Dr. Michael Campanelli and Dr. James Spence Jr. began doing small-incision fusion as a team in October at Lakeland Regional Medical Center. Dr. Mark Greenberg now works with them. All are neurosurgeons.
"It's a real revolution in spinal surgery," Campanelli said. "People just do extremely well."
Spence and Greenberg are with Watson Clinic. Campanelli is in the Lakeland office of Winter Haven-based Neurology and Neurosurgery Associates.
The new method had been done six times at Lakeland Regional by early April.
Campanelli, who participated in all of them, said he expects to use it for half of the 40 or 50 fusions he does each year.
Patients getting spinal fusion need to have specific conditions causing their back pain.
Some conditions, such as osteoporosis-related compression fractures, are better treated with other procedures. (See related article on page 14).
Glenn Yarbrough, 54, had the minimally invasive surgery on Jan. 16. His back pain had become so bad he could not continue his job as a truck driver.
A magnetic resonance imaging exam, recommended by his family doctor, showed that a disc had worn completely away.
"I had the surgery on Monday," he said. "I was up and walking by myself on Thursday."
He was at LRMC five days.
Their first patient was discharged after two days, Campanelli said, with an average stay of two or three days.
Two vertical cuts, less than an inch long, are made parallel to the spine on each side. A third one, shorter and horizontal, goes above the vertebrae that rods and screws will hold together.

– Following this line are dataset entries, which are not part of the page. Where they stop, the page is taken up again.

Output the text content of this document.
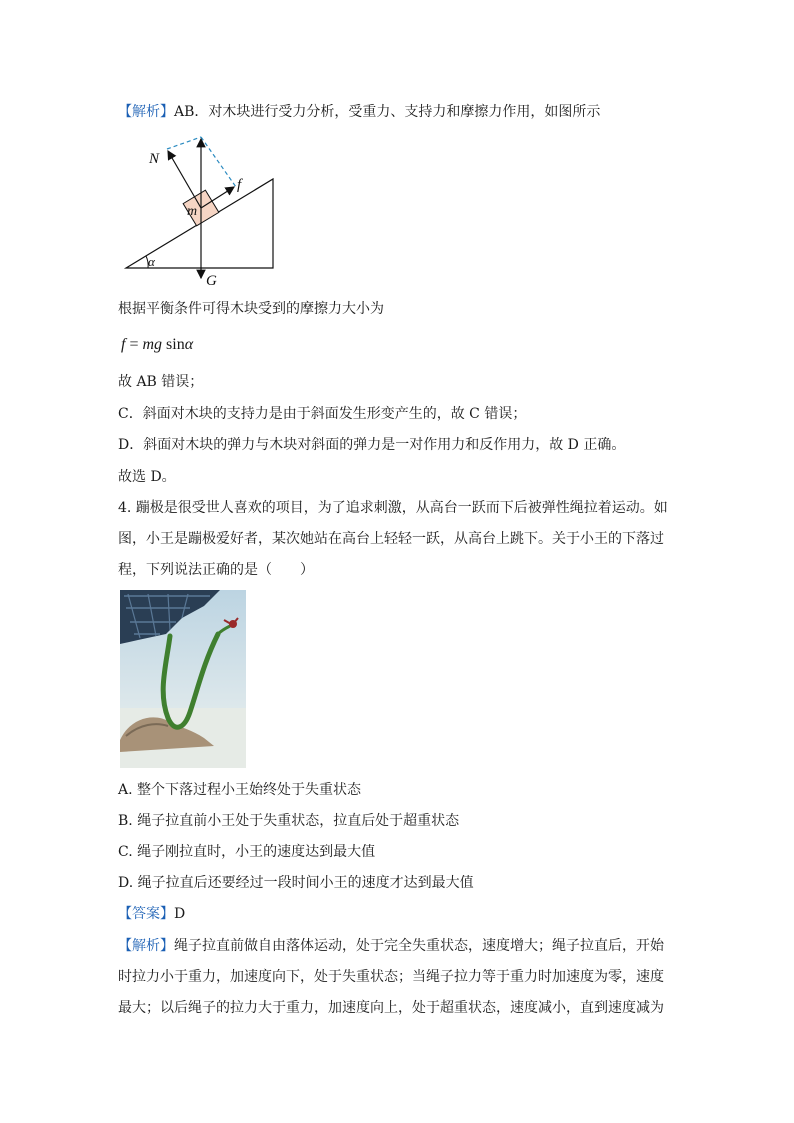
【解析】AB．对木块进行受力分析，受重力、支持力和摩擦力作用，如图所示
N
f
m
α
G
根据平衡条件可得木块受到的摩擦力大小为
f = mg sinα
故 AB 错误；
C．斜面对木块的支持力是由于斜面发生形变产生的，故 C 错误；
D．斜面对木块的弹力与木块对斜面的弹力是一对作用力和反作用力，故 D 正确。
故选 D。
4. 蹦极是很受世人喜欢的项目，为了追求刺激，从高台一跃而下后被弹性绳拉着运动。如
图，小王是蹦极爱好者，某次她站在高台上轻轻一跃，从高台上跳下。关于小王的下落过
程，下列说法正确的是（　　）
A. 整个下落过程小王始终处于失重状态
B. 绳子拉直前小王处于失重状态，拉直后处于超重状态
C. 绳子刚拉直时，小王的速度达到最大值
D. 绳子拉直后还要经过一段时间小王的速度才达到最大值
【答案】D
【解析】绳子拉直前做自由落体运动，处于完全失重状态，速度增大；绳子拉直后，开始
时拉力小于重力，加速度向下，处于失重状态；当绳子拉力等于重力时加速度为零，速度
最大；以后绳子的拉力大于重力，加速度向上，处于超重状态，速度减小，直到速度减为
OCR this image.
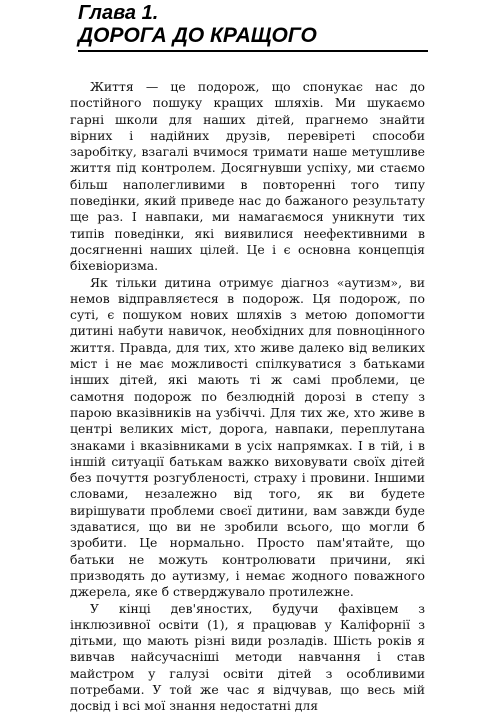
Глава 1.
ДОРОГА ДО КРАЩОГО

Життя — це подорож, що спонукає нас до постійного пошуку кращих шляхів. Ми шукаємо гарні школи для наших дітей, прагнемо знайти вірних і надійних друзів, перевіреті способи заробітку, взагалі вчимося тримати наше метушливе життя під контролем. Досягнувши успіху, ми стаємо більш наполегливими в повторенні того типу поведінки, який приведе нас до бажаного результату ще раз. І навпаки, ми намагаємося уникнути тих типів поведінки, які виявилися неефективними в досягненні наших цілей. Це і є основна концепція біхевіоризма.

Як тільки дитина отримує діагноз «аутизм», ви немов відправляєтеся в подорож. Ця подорож, по суті, є пошуком нових шляхів з метою допомогти дитині набути навичок, необхідних для повноцінного життя. Правда, для тих, хто живе далеко від великих міст і не має можливості спілкуватися з батьками інших дітей, які мають ті ж самі проблеми, це самотня подорож по безлюдній дорозі в степу з парою вказівників на узбіччі. Для тих же, хто живе в центрі великих міст, дорога, навпаки, переплутана знаками і вказівниками в усіх напрямках. І в тій, і в іншій ситуації батькам важко виховувати своїх дітей без почуття розгубленості, страху і провини. Іншими словами, незалежно від того, як ви будете вирішувати проблеми своєї дитини, вам завжди буде здаватися, що ви не зробили всього, що могли б зробити. Це нормально. Просто пам'ятайте, що батьки не можуть контролювати причини, які призводять до аутизму, і немає жодного поважного джерела, яке б стверджувало протилежне.

У кінці дев'яностих, будучи фахівцем з інклюзивної освіти (1), я працював у Каліфорнії з дітьми, що мають різні види розладів. Шість років я вивчав найсучасніші методи навчання і став майстром у галузі освіти дітей з особливими потребами. У той же час я відчував, що весь мій досвід і всі мої знання недостатні для
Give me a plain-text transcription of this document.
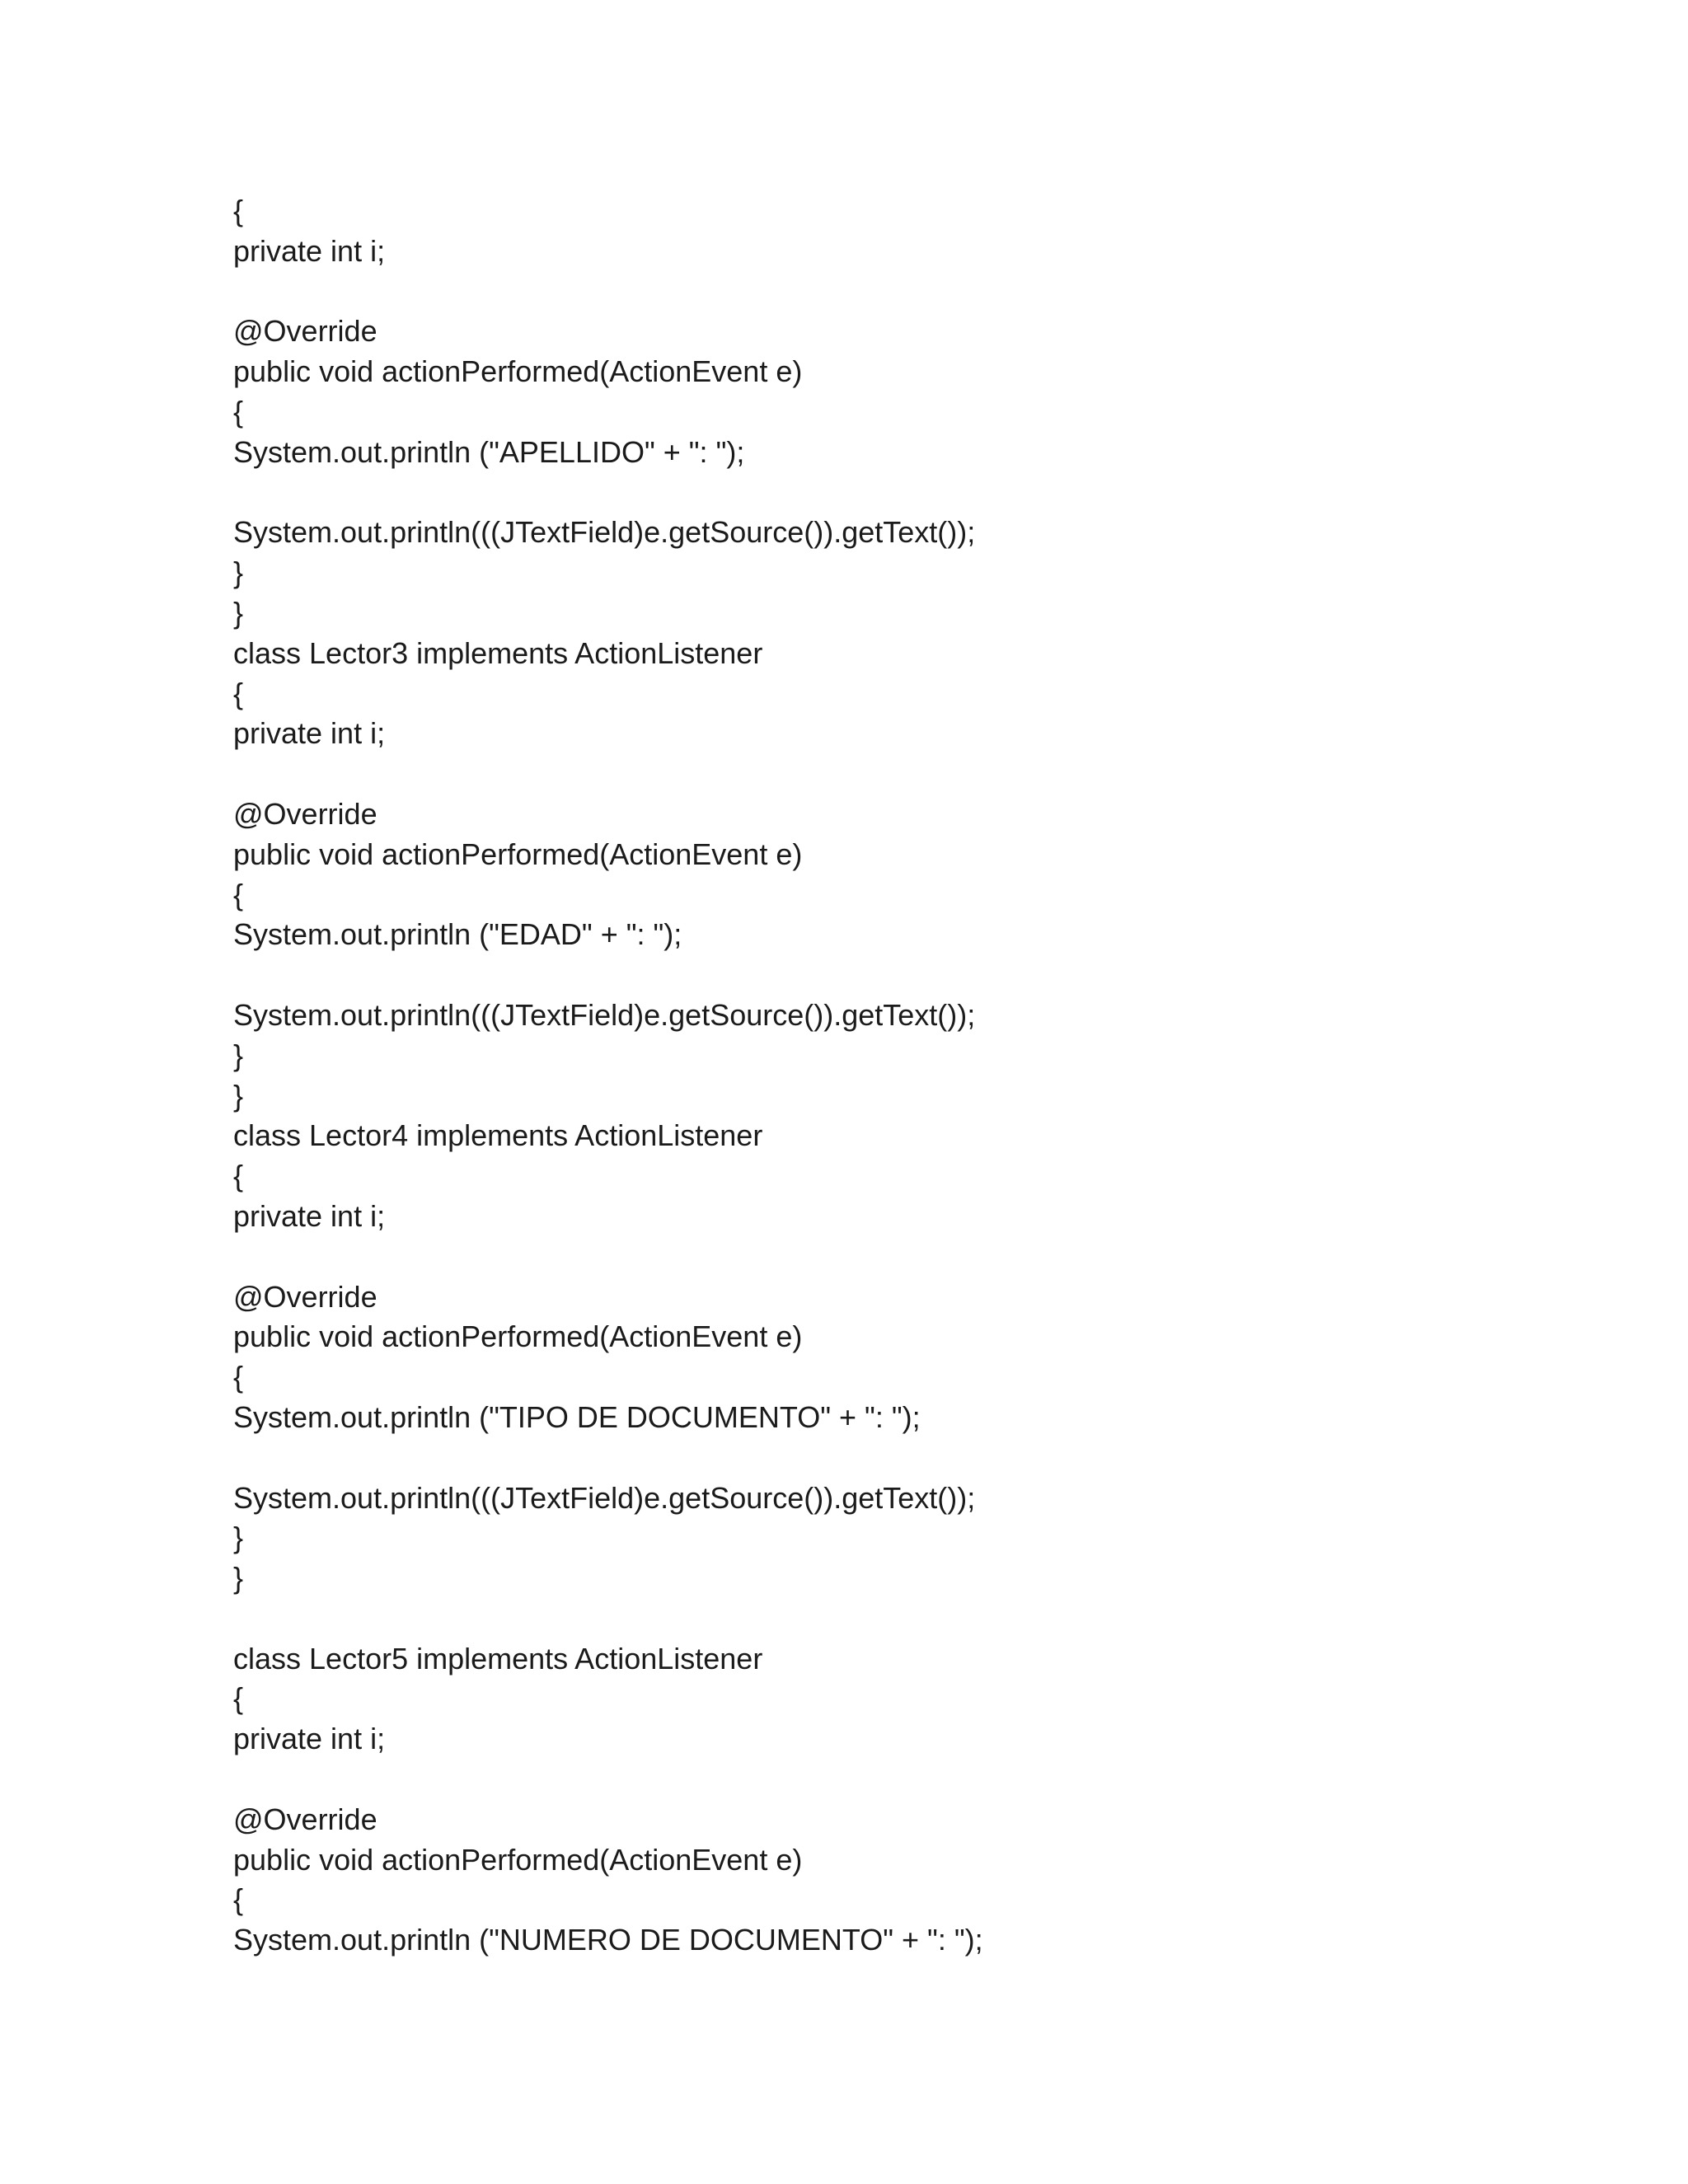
{
private int i;
@Override
public void actionPerformed(ActionEvent e)
{
System.out.println ("APELLIDO" + ": ");
System.out.println(((JTextField)e.getSource()).getText());
}
}
class Lector3 implements ActionListener
{
private int i;
@Override
public void actionPerformed(ActionEvent e)
{
System.out.println ("EDAD" + ": ");
System.out.println(((JTextField)e.getSource()).getText());
}
}
class Lector4 implements ActionListener
{
private int i;
@Override
public void actionPerformed(ActionEvent e)
{
System.out.println ("TIPO DE DOCUMENTO" + ": ");
System.out.println(((JTextField)e.getSource()).getText());
}
}
class Lector5 implements ActionListener
{
private int i;
@Override
public void actionPerformed(ActionEvent e)
{
System.out.println ("NUMERO DE DOCUMENTO" + ": ");
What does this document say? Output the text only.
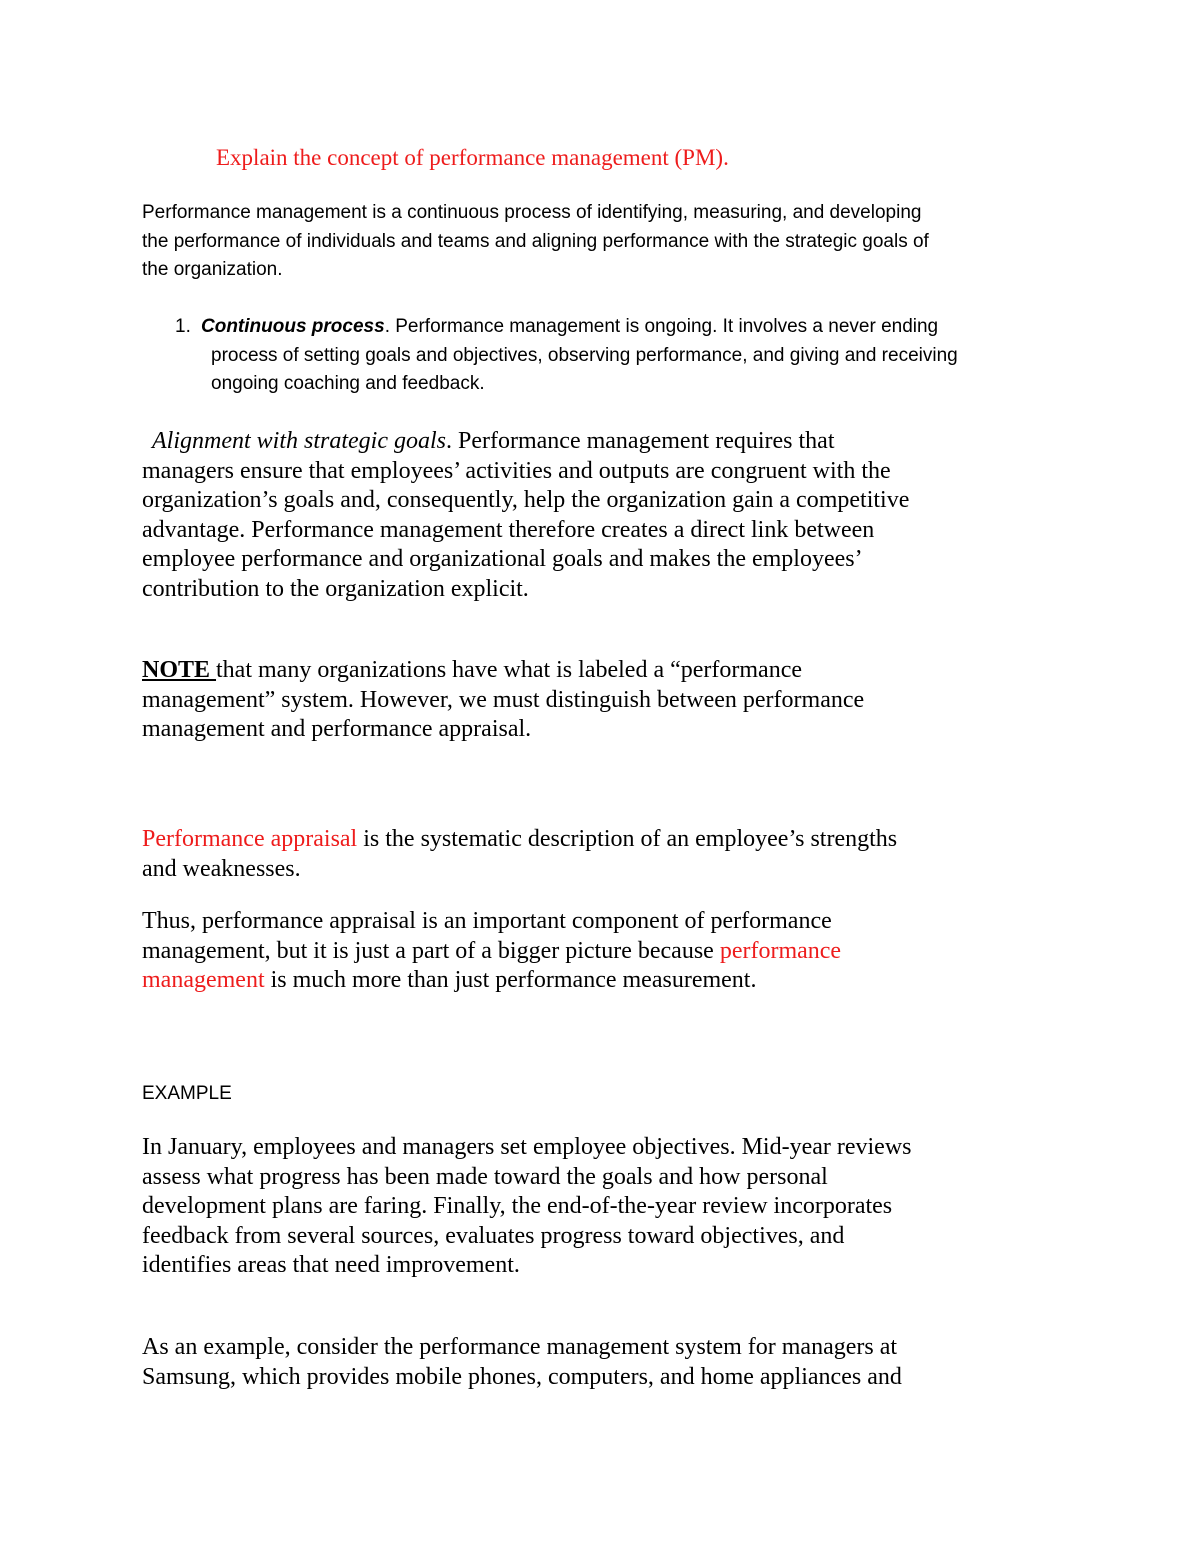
Explain the concept of performance management (PM).

Performance management is a continuous process of identifying, measuring, and developing
the performance of individuals and teams and aligning performance with the strategic goals of
the organization.
1. Continuous process. Performance management is ongoing. It involves a never ending
process of setting goals and objectives, observing performance, and giving and receiving
ongoing coaching and feedback.
Alignment with strategic goals. Performance management requires that
managers ensure that employees’ activities and outputs are congruent with the
organization’s goals and, consequently, help the organization gain a competitive
advantage. Performance management therefore creates a direct link between
employee performance and organizational goals and makes the employees’
contribution to the organization explicit.
NOTE that many organizations have what is labeled a “performance
management” system. However, we must distinguish between performance
management and performance appraisal.
Performance appraisal is the systematic description of an employee’s strengths
and weaknesses.
Thus, performance appraisal is an important component of performance
management, but it is just a part of a bigger picture because performance
management is much more than just performance measurement.

EXAMPLE

In January, employees and managers set employee objectives. Mid-year reviews
assess what progress has been made toward the goals and how personal
development plans are faring. Finally, the end-of-the-year review incorporates
feedback from several sources, evaluates progress toward objectives, and
identifies areas that need improvement.
As an example, consider the performance management system for managers at
Samsung, which provides mobile phones, computers, and home appliances and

Tubes of gradually increasing size, from pencil width up to a one-inch diameter, are slid through the incisions into the body, pushing aside muscles to reach the affected area.
With traditional surgery, large bands of back muscle are stripped free of the spine and drawn back out of the way.
"There was a lot of back pain in the post-operative period and healing took quite awhile," Campanelli said of that method.
With minimally invasive surgery, the tubes create tunnels that separate muscles to allow access, which is less invasive.
Screw extenders, long metal shafts, deliver and attach the screws to the vertebrae. They extend outside the body to let surgeons join them together.
That lines up the screw heads inside the body and lets the rods pass through the heads without being obstructed, he said.
Surgeons attach an arc-shaped arm that delivers a pre-cut rod into the heads of the implanted screws, according to Medtronic Sofamor Danek, which makes the system Lakeland doctors use.
Although neurosurgeons are the ones doing this in Lakeland, orthopedic spinal surgeons can do it after receiving the training.
With either type, it is important to have someone experienced in doing the traditional, open method, Campanelli said.
With the small cuts, doctors cannot look directly at the area where they put the screws and rods. A fiberoptic light at the end of a tube illuminates the interior. Continuous X-ray images are transmitted by fluoroscopy onto a TV screen monitor.
Two rods and four screws, the same number and size as in the traditional procedure, are used. They keep the vertebrae rigid until enough bony re-growth occurs to create fusion.